A report released December 1 by the Department of Justice Bureau of Justice Statistics (BJS) documents a persistence and expansion of America’s vast prison population. In a country whose government addresses itself to the rest of humanity as the world’s leading democracy, almost 2.2 million individuals are behind bars, and this number is increasing at an unsustainable rate.
According to the report, “Prisoners in 2005,” there were 2,193,798 people incarcerated in the United States as of December 2005. An additional 4.1 million were on probation and around 800,000 more on parole. This amounts to more than 7 million people—or 1 in 32 American adults—who were under some sort of supervision by the US prison system as of 12 months ago.
The full report can be downloaded on the BJS web site, here.
Since the government endeavor in the 1970s to get “tough on crime,” the US prison population has increased six-fold. The largest growth has been experienced during the Clinton and Bush administrations, which have slashed social programs, cut taxes for the rich and made the market an object of worship.
The resulting social decay, polarization and disappearance of economic opportunities for broad sections of the population have been accompanied by a growth of petty crime and drug use. The government has aggressively combated the latter by expanding the prison system and imposing large mandatory sentences for nonviolent offenses such as drug possession, as a “deterrent” to potential offenders.
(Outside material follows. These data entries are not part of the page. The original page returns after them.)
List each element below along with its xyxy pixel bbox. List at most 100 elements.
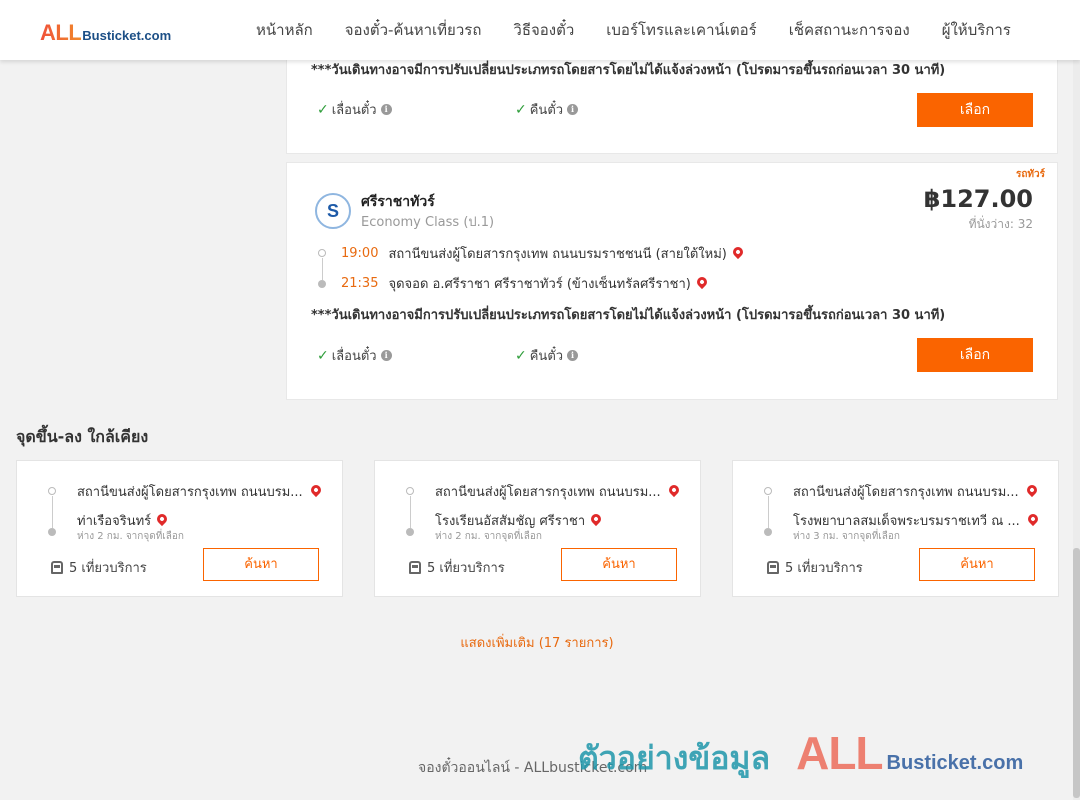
- map-pin-icon[interactable]: [730, 244, 745, 259]
- ticket-price: ฿127.00: [923, 185, 1033, 213]
- route-line: [322, 258, 323, 280]
- nearby-to-label: โรงเรียนอัสสัมชัญ ศรีราชา: [435, 514, 586, 529]
- nearby-trips: 5 เที่ยวบริการ: [409, 557, 505, 578]
- nearby-from: สถานีขนส่งผู้โดยสารกรุงเทพ ถนนบรม...: [793, 481, 1039, 502]
- nearby-card: สถานีขนส่งผู้โดยสารกรุงเทพ ถนนบรม... ท่า…: [16, 460, 343, 597]
- trip-notice: ***วันเดินทางอาจมีการปรับเปลี่ยนประเภทรถ…: [311, 308, 946, 323]
- arrival-time: 21:35: [341, 276, 379, 291]
- watermark-logo-rest: Busticket.com: [886, 752, 1024, 774]
- nearby-from-label: สถานีขนส่งผู้โดยสารกรุงเทพ ถนนบรม...: [793, 485, 1019, 500]
- scrollbar-thumb[interactable]: [1073, 548, 1080, 798]
- feature-label: คืนตั๋ว: [529, 349, 564, 364]
- route-start-dot: [764, 487, 772, 495]
- info-icon[interactable]: i: [567, 104, 579, 115]
- route-end-dot: [318, 280, 326, 288]
- departure-time: 19:00: [341, 246, 379, 261]
- map-pin-icon[interactable]: [589, 511, 604, 526]
- seats-available: ที่นั่งว่าง: 32: [968, 217, 1033, 231]
- check-icon: ✓: [515, 101, 527, 118]
- feature-refund: ✓ คืนตั๋ว i: [515, 99, 579, 120]
- nearby-search-button[interactable]: ค้นหา: [203, 548, 319, 581]
- site-logo[interactable]: ALL Busticket.com: [40, 20, 171, 46]
- operator-logo: S: [315, 193, 351, 229]
- nearby-from-label: สถานีขนส่งผู้โดยสารกรุงเทพ ถนนบรม...: [77, 485, 303, 500]
- feature-reschedule: ✓ เลื่อนตั๋ว i: [317, 99, 392, 120]
- nearby-to: โรงเรียนอัสสัมชัญ ศรีราชา: [435, 510, 604, 531]
- arrival-place: จุดจอด อ.ศรีราชา ศรีราชาทัวร์ (ข้างเซ็นท…: [388, 277, 691, 292]
- route-line: [768, 496, 769, 528]
- operator-logo-icon: S: [326, 200, 339, 221]
- route-start-dot: [48, 487, 56, 495]
- feature-label: เลื่อนตั๋ว: [331, 349, 377, 364]
- nearby-trips-label: 5 เที่ยวบริการ: [785, 561, 863, 576]
- select-button[interactable]: เลือก: [917, 338, 1033, 372]
- nearby-trips: 5 เที่ยวบริการ: [767, 557, 863, 578]
- nearby-title: จุดขึ้น-ลง ใกล้เคียง: [16, 427, 149, 446]
- nearby-search-button[interactable]: ค้นหา: [561, 548, 677, 581]
- nearby-to-label: ท่าเรือจรินทร์: [77, 514, 152, 529]
- info-icon[interactable]: i: [567, 350, 579, 361]
- top-header: ALL Busticket.com หน้าหลัก จองตั๋ว-ค้นหา…: [0, 0, 1080, 60]
- map-pin-icon[interactable]: [694, 274, 709, 289]
- nearby-from: สถานีขนส่งผู้โดยสารกรุงเทพ ถนนบรม...: [77, 481, 323, 502]
- bus-class: Economy Class (ป.1): [361, 215, 495, 230]
- nav-home[interactable]: หน้าหลัก: [256, 18, 313, 42]
- nav-book-search[interactable]: จองตั๋ว-ค้นหาเที่ยวรถ: [345, 18, 482, 42]
- footer-text: จองตั๋วออนไลน์ - ALLbusticket.com: [418, 760, 648, 776]
- operator-name: ศรีราชาทัวร์: [361, 194, 435, 210]
- nearby-distance: ห่าง 2 กม. จากจุดที่เลือก: [435, 531, 542, 542]
- bus-type-tag: รถทัวร์: [1015, 169, 1045, 180]
- check-icon: ✓: [317, 101, 329, 118]
- departure-place: สถานีขนส่งผู้โดยสารกรุงเทพ ถนนบรมราชชนนี…: [388, 247, 727, 262]
- map-pin-icon[interactable]: [1025, 511, 1040, 526]
- nearby-trips-label: 5 เที่ยวบริการ: [69, 561, 147, 576]
- feature-label: คืนตั๋ว: [529, 103, 564, 118]
- nearby-trips: 5 เที่ยวบริการ: [51, 557, 147, 578]
- feature-reschedule: ✓ เลื่อนตั๋ว i: [317, 345, 392, 366]
- nearby-from: สถานีขนส่งผู้โดยสารกรุงเทพ ถนนบรม...: [435, 481, 681, 502]
- watermark-logo-all: ALL: [796, 727, 883, 779]
- route-line: [52, 496, 53, 528]
- nav-how-to-book[interactable]: วิธีจองตั๋ว: [513, 18, 574, 42]
- nearby-trips-label: 5 เที่ยวบริการ: [427, 561, 505, 576]
- info-icon[interactable]: i: [380, 350, 392, 361]
- feature-refund: ✓ คืนตั๋ว i: [515, 345, 579, 366]
- feature-label: เลื่อนตั๋ว: [331, 103, 377, 118]
- departure-row: 19:00 สถานีขนส่งผู้โดยสารกรุงเทพ ถนนบรมร…: [341, 243, 745, 264]
- nearby-from-label: สถานีขนส่งผู้โดยสารกรุงเทพ ถนนบรม...: [435, 485, 661, 500]
- map-pin-icon[interactable]: [1024, 482, 1039, 497]
- select-button[interactable]: เลือก: [917, 93, 1033, 127]
- route-start-dot: [318, 249, 326, 257]
- nearby-to: โรงพยาบาลสมเด็จพระบรมราชเทวี ณ ...: [793, 510, 1040, 531]
- map-pin-icon[interactable]: [155, 511, 170, 526]
- show-more-link[interactable]: แสดงเพิ่มเติม (17 รายการ): [0, 632, 1074, 653]
- info-icon[interactable]: i: [380, 104, 392, 115]
- map-pin-icon[interactable]: [308, 482, 323, 497]
- route-end-dot: [764, 528, 772, 536]
- logo-rest-text: Busticket.com: [82, 28, 172, 43]
- trip-card: รถทัวร์ S ศรีราชาทัวร์ Economy Class (ป.…: [286, 162, 1058, 400]
- main-nav: หน้าหลัก จองตั๋ว-ค้นหาเที่ยวรถ วิธีจองตั…: [240, 0, 1027, 60]
- nearby-distance: ห่าง 3 กม. จากจุดที่เลือก: [793, 531, 900, 542]
- route-start-dot: [406, 487, 414, 495]
- nearby-search-button[interactable]: ค้นหา: [919, 548, 1035, 581]
- check-icon: ✓: [515, 347, 527, 364]
- nearby-to-label: โรงพยาบาลสมเด็จพระบรมราชเทวี ณ ...: [793, 514, 1020, 529]
- arrival-row: 21:35 จุดจอด อ.ศรีราชา ศรีราชาทัวร์ (ข้า…: [341, 273, 709, 294]
- route-end-dot: [406, 528, 414, 536]
- nav-phone-counters[interactable]: เบอร์โทรและเคาน์เตอร์: [606, 18, 756, 42]
- nearby-card: สถานีขนส่งผู้โดยสารกรุงเทพ ถนนบรม... โรง…: [732, 460, 1059, 597]
- nearby-distance: ห่าง 2 กม. จากจุดที่เลือก: [77, 531, 184, 542]
- trip-notice: ***วันเดินทางอาจมีการปรับเปลี่ยนประเภทรถ…: [311, 63, 946, 78]
- bus-icon: [51, 561, 63, 574]
- nav-check-booking[interactable]: เช็คสถานะการจอง: [789, 18, 910, 42]
- map-pin-icon[interactable]: [666, 482, 681, 497]
- bus-icon: [767, 561, 779, 574]
- nav-operators[interactable]: ผู้ให้บริการ: [942, 18, 1011, 42]
- logo-all-text: ALL: [40, 20, 82, 45]
- nearby-to: ท่าเรือจรินทร์: [77, 510, 170, 531]
- route-end-dot: [48, 528, 56, 536]
- route-line: [410, 496, 411, 528]
- nearby-card: สถานีขนส่งผู้โดยสารกรุงเทพ ถนนบรม... โรง…: [374, 460, 701, 597]
- bus-icon: [409, 561, 421, 574]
Today, the US has the highest incarceration rate in the world. According to the BJS report, 737 out of every 100,000 American residents were incarcerated at the end of 2005—up from 725 the previous year and up from 605 in 1995. In other words, one out of every 136 men, women and children in the US is behind bars.
This past year, the sharpest increases in prison population were found in the country’s poor and rural areas. Last year, South Dakota’s inmate population increased by 11 percent, while Montana’s rose by 10.9 percent and Kentucky’s by 10.4 percent. On the whole, the nation’s prison population increased by around 2 percent.
Due both to racism and economic deprivation, the proportion of black men in prison continues to be staggeringly high. Of black males aged 25-29, 8.1 percent are currently in prison. This compares to 2.6 percent of Hispanic men and 1.1 percent of white men.
In general, men are presently 13 times more likely than women to go to jail, although this is slowly changing. The number of female inmates grew last year by 2.6 percent, while the male inmate population grew only 1.9 percent. Since 1995, the number of male inmates has increased by 34 percent, while the female prison population has grown by 57 percent. This has largely been attributed to harsher sentencing for offenses such as drug use, as well as for crimes of association—many women are behind bars simply for living with a husband or boyfriend convicted of drug possession.
When considering these figures, it is important to remember the deplorable conditions in the prisons themselves. In the large penitentiaries, perennially overcrowded, HIV/AIDS, mental illness, physical and sexual assault and drug addiction are pervasive. The BJS report finds that federal prisons are currently operating on average at 34 percent above the maximum capacity for which they were designed.
One perhaps significant development noted in the report is that the population of military prisons increased over the year 2005 at a rate more than three times greater than that of the general prison population. While the number of military inmates is comparatively small—around 2,300—the population increased markedly, by 6.7 percent.
Prison is big business in the US—the industry itself is worth $40 billion a year. Recently, overcrowded state prison systems have begun to rely on private prison contractors to house inmates, and some of these companies have been very successful. These for-profit prisons, as one might expect, have become notorious for violations of inmates’ basic constitutional rights.
The populations of these private prisons are also growing rapidly. During 2005, the number of federal inmates incarcerated in this way increased by 9.2 percent and the number of state inmates by 8.8 percent. Overall, around 107,000 of the country’s inmates are now incarcerated for profit, though many more prisons contract out services such as food, sanitation and clothing.
It should be noted that the same companies employed to manage burgeoning prison populations in the US were tapped when the American military needed jails in Iraq—to the tune of tens of millions of dollars in defense contracts.
In the final analysis, the figures cited in this report contribute to a portrait of a society in an advanced stage of social decay.
In the United States can be found levels of social inequality of unique and historic proportions. More billionaires than any other country in the world—more than half of the world’s billionaire population—live in America, and these 400-some people between them control more than $1.25 trillion.
In the US, the average CEO now earns hundreds of times the wage of the average worker. A tiny layer at the top of American society lives in conditions of luxury and extravagance insulated from and largely incomprehensible to the overwhelming majority of the population, and this tiny layer, through its enormous economic assets, asserts its control over all of America’s major political, social and economic institutions.
This social layer, when it encounters a complex social problem, is chronically incapable of solving it in a progressive manner; its responses are generally characterized by ignorance and shortsightedness, on the one hand, and brutality, on the other.
Faced with a social fabric that is coming apart at the seams, this elite responds by criminalizing and incarcerating a larger and larger proportion of its own population.